“ The breeze at dawn has secrets to tell you.
Don’t go back to sleep.
You must ask for what you really want.
Don’t go back to sleep.
People are going back and forth across the doorsill
where the two worlds touch.
The door is round and open.
Don’t go back to sleep.”
Jalal al-din Rumi
“Turning and turning in the widening gyre …” Yeats keeps coming around again. It’s that spiral effect. Another aspect of this proving has been the recurring dreams. Over and over again the same theme. Whatever’s going on in the dream (and it’s largely unimportant) it’s being simultaneously mapped in terms of either mathematical formulae or computer programming language. This has been a bit of challenge for me since my abilities in both of those areas don’t go much beyond elementary level. Still, I wasn’t about to ignore them. What seemed to be drawing my attention the strongest was the fact that these descriptions all featured repeating nested subroutines.
For anyone for whom this means diddly squat, it’s a means of describing an event such that within an overall context you have increasingly more specific things going on, each nested within its parent context. In mathematics this is described using bracketed expressions, and in programming language, by a variety of conventions depending on the language. But in each instance, the convention is always that each subroutine must be enclosed within its parent. If you don’t close the expression, the whole thing becomes a nonsense and doesn’t do what it’s supposed to.
Why I was getting these dreams was something of a mystery, but when I finally stumbled on the Gödel, Escher, Bach: an Eternal Golden Braid just underlined it. Gödel’s Theorem is an interesting one – published in 1931 by the then 25-year-old logician, it demonstrated that “any logical system comprehensive enough to describe elementary arithmetic necessarily contains propositions which can neither be proven nor disproven.” Also, that “the internal consistency of such a system can never be proven except by employing reasoning which is not expressible within the system itself.” Or, as reviewer Curtis L Wilber states in respect of Hofstadter’s Gödel, Escher, Bach: an Eternal Golden Braid, “Every system folds in on itself, be it physics, mathematics, or any form of language. All these systems are inherently self-referential, and as such, take on a life of their own. A life their creators could never imagine.” In other words, the “reality” of what we take for reality cannot be proven or disproven within its own terms: we’re thrown back on the ultimate subjectivity of our existence every time, and the fact that we’re continually engaged in the process of creating our “reality” largely in our own image. The “life of its own” that comes back to us in the apparent objectivity of what’s “out there” is really little more than a mirror – an idea which the likes of Buddhism has held as a fundamental truth for millenia.
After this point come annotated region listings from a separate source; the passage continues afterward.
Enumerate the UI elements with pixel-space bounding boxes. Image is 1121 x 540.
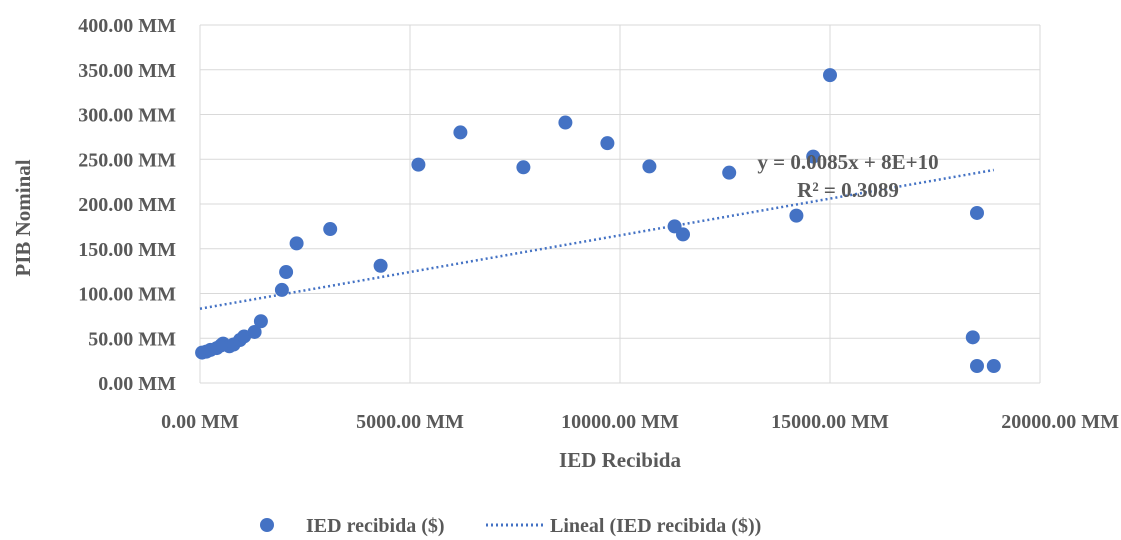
gridlines <box>199 24 1041 384</box>
data-points <box>195 68 1001 373</box>
data-point <box>373 258 388 273</box>
y-tick-label: 250.00 MM <box>78 149 176 171</box>
y-axis-title: PIB Nominal <box>11 159 35 276</box>
data-point <box>970 358 984 373</box>
y-tick-label: 0.00 MM <box>98 373 176 395</box>
y-tick-label: 100.00 MM <box>78 284 176 306</box>
data-point <box>600 136 615 151</box>
x-tick-label: 5000.00 MM <box>356 411 464 433</box>
y-tick-label: 400.00 MM <box>78 15 176 37</box>
x-axis-title: IED Recibida <box>559 448 681 472</box>
data-point <box>279 265 294 280</box>
data-point <box>253 314 268 329</box>
data-point <box>558 115 573 130</box>
data-point <box>722 165 737 180</box>
data-point <box>247 324 262 339</box>
y-axis-tick-labels: 0.00 MM 50.00 MM 100.00 MM 150.00 MM 200.00 … <box>78 15 176 395</box>
data-point <box>986 358 1001 373</box>
trendline-layer <box>199 168 995 310</box>
x-tick-label: 0.00 MM <box>161 411 239 433</box>
trendline-equation: y = 0.0085x + 8E+10 <box>757 150 938 174</box>
legend-label-lineal: Lineal (IED recibida ($)) <box>550 515 761 537</box>
legend-label-ied-recibida: IED recibida ($) <box>306 515 445 537</box>
y-tick-label: 50.00 MM <box>88 328 176 350</box>
data-point <box>806 149 821 164</box>
trendline <box>199 168 995 310</box>
data-point <box>789 208 804 223</box>
data-point <box>323 222 338 237</box>
trendline-r-squared: R² = 0.3089 <box>797 178 899 202</box>
data-point <box>676 227 690 242</box>
data-point <box>965 330 980 345</box>
data-point <box>642 159 657 174</box>
data-point <box>274 282 289 297</box>
data-point <box>237 329 252 344</box>
legend-marker-ied-recibida <box>260 518 274 532</box>
data-point <box>411 157 426 172</box>
data-point <box>970 205 984 220</box>
data-point <box>453 125 468 140</box>
data-point <box>823 68 837 83</box>
data-point <box>289 236 304 251</box>
y-tick-label: 350.00 MM <box>78 60 176 82</box>
x-tick-label: 10000.00 MM <box>561 411 679 433</box>
y-tick-label: 200.00 MM <box>78 194 176 216</box>
x-axis-tick-labels: 0.00 MM 5000.00 MM 10000.00 MM 15000.00 MM 2… <box>161 411 1119 433</box>
legend: IED recibida ($) Lineal (IED recibida ($… <box>260 515 761 537</box>
x-tick-label: 20000.00 MM <box>1001 411 1119 433</box>
y-tick-label: 150.00 MM <box>78 239 176 261</box>
y-tick-label: 300.00 MM <box>78 105 176 127</box>
x-tick-label: 15000.00 MM <box>771 411 889 433</box>
data-point <box>516 160 531 175</box>
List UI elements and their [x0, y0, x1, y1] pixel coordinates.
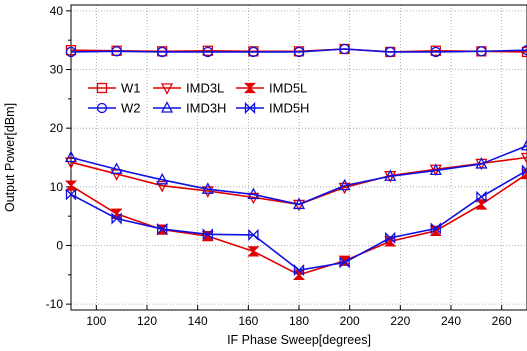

At the same time as all this has been going on, I was having a conversation with someone in the USA about the Christian fundamentalist right and their belief in “the Rapture“. Scarey stuff. It even justifies environmental destruction on the basis that it will just speed up the End Times when Jesus Christ reappears to cart off the righteous to a better place, leaving the rest to rot in what’s Left Behind. It’s that “chosen race” theme again, isn’t it? All too reminiscent of Hitler’s “master race”. She sent me a couple of URLs to explore. As I was looking around wondering at the leaps in logic that allowed some quite outrageous conclusions to be drawn from what appeared to be exceedingly flimsy “evidence”, all I could see was Kurt Gödel perched genie-like atop a spinning vortex with a wry smile on his face. After all, exactly the same criticisms could be levelled at my view of reality, your view of reality, anybody’s view of reality.